SOURCE: Kreple CJ, Searles Nielsen S, Schoch KM, et al. Protective effects of lovastatin in a population-based ALS study and mouse model. Ann Neurol 2023;93:881-892.
Amyotrophic lateral sclerosis (ALS) is a neurodegenerative disease characterized by relentlessly progressive weakness leading to death within two to five years. So far, available therapies have not been shown to have a meaningful effect in altering the disease trajectory and prolonging survival. Identification of novel drugs usually is based on animal studies, the results of which are translated into human clinical trials. In this study, the authors sought to identify novel candidate treatments for ALS via reverse translation; candidate drugs were identified by population-based studies and then tested for efficacy on animal models of the disease.
Incident cases of motor neuron disease (MND) in 2009 were identified by the Centers for Medicare and Medicaid Services; patients who had Medicare Part D pharmacy services and were age-eligible for Medicare by 2007 were included, as were matched controls. Medication prescriptions from the beginning of 2006 through the end of 2007 were recorded.
Using 24 different logistic regression models, the relative risk of developing MND was estimated, comparing patients who received or did not receive each medication. Medications that were no longer Food and Drug Administration-approved, administered topically, not administered chronically, or previously tested in ALS were excluded. Among the remainder candidate drugs, three drugs were chosen based on the strength of epidemiologic results and possible biological mechanisms of each drug’s efficacy based on the available literature.
After applying inclusion and exclusion criteria, 1,128 incident cases of MND and 56,400 controls were identified. Similar to prior studies, MND was associated with dementia, depression, and smoking and inversely associated with type 2 diabetes and uric acid levels. Among 278 candidate medications, three medications were selected for further testing: lovastatin, sulfasalazine, and telmisartan.
There was an aggregate 7% risk reduction with use of antihyperlipidemic agents, which was not statistically significant. However, the risk reduction tended to increase with increased dose of different antihyperlipidemic agents and was greater with 40 mg of lovastatin daily (28% risk reduction). Risk reduction for MND was greater among patients with ischemic heart disease and/or diabetes treated with 40 mg of lovastatin daily.
SOD1G93A transgenic mice were used for the animal studies. Candidate medications or placebo was administered from day 58 of life by a subcutaneous infusion pump. Animal survival, weight, and gait were tested. On day 100, the animals were euthanized and underwent histopathological studies.
Mice treated with telmisartan (n = 9) and sulfasalazine (n = 7) showed similar latency to onset of paretic gait, degree of weight loss, and survival compared to placebo. Mice treated with lovastatin showed increased median survival (141 vs. 151 days, P = 0.03), delay in onset of paretic gait (126 vs. 130 days, P = 0.006), and delay in onset of weight loss (130 vs. 146 days, P = 0.03). These findings were reproduced when tested in a larger sample of mice. Lovastatin-treated mice had significantly higher staining for choline acetyltransferase-positive motor neurons in the ventral horn of the spinal cord and significantly less staining for misfolded SOD1 compared with mice treated with placebo.
COMMENTARY
The results of this study suggest a benefit of daily use of lovastatin 40 mg, both in terms of risk reduction of developing ALS in a pharmaco-epidemiological study as well as in delay in disease onset and prolonged survival in SOD1G93A transgenic mice treated with an equivalent dose. Apart from its lipid-lowering effects, since elevated low-density lipoprotein has been shown to be a risk factor for ALS, other possible disease mechanisms influenced by lovastatin could be a modulation of neuroinflammation and induction of autophagy with subsequent increased clearance of misfolded SOD1 or other misfolded proteins.

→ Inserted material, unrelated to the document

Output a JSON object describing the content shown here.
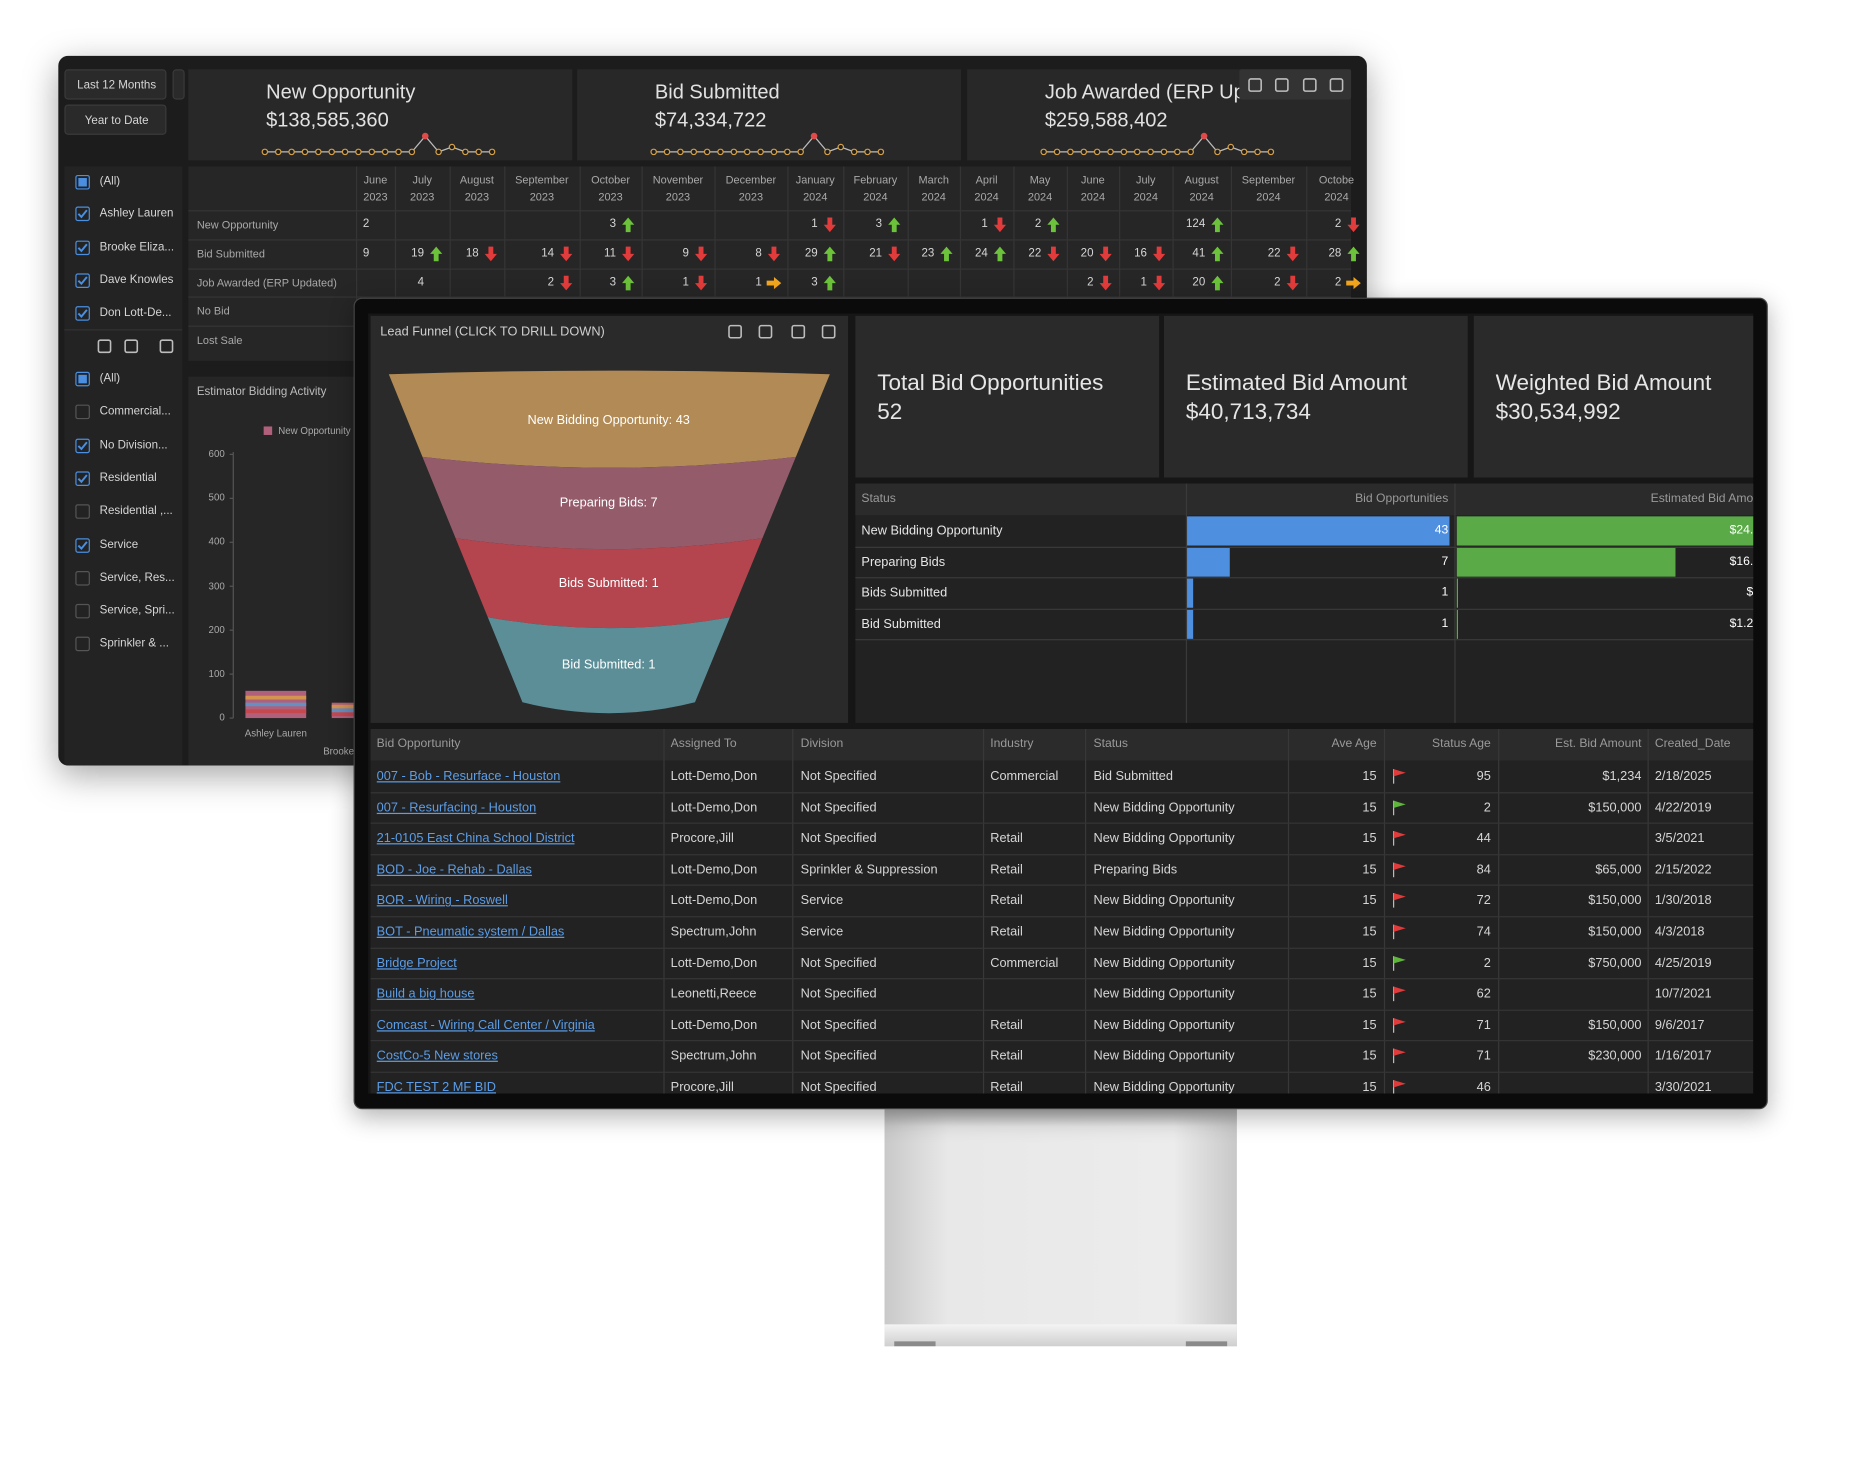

The retrospective design and effects of other possible confounding factors are limitations of this study. These results should be interpreted with caution, since any protective effect of lovastatin may not confer benefit in reducing the disease progression or prolonging survival in ALS patients, which are intriguing questions to be explored further in future studies.
Nevertheless, the reverse translational design of the study is a novel method in rapidly evaluating possible therapeutic agents for diseases such as ALS, where there are no treatments that can significantly alter the disease course.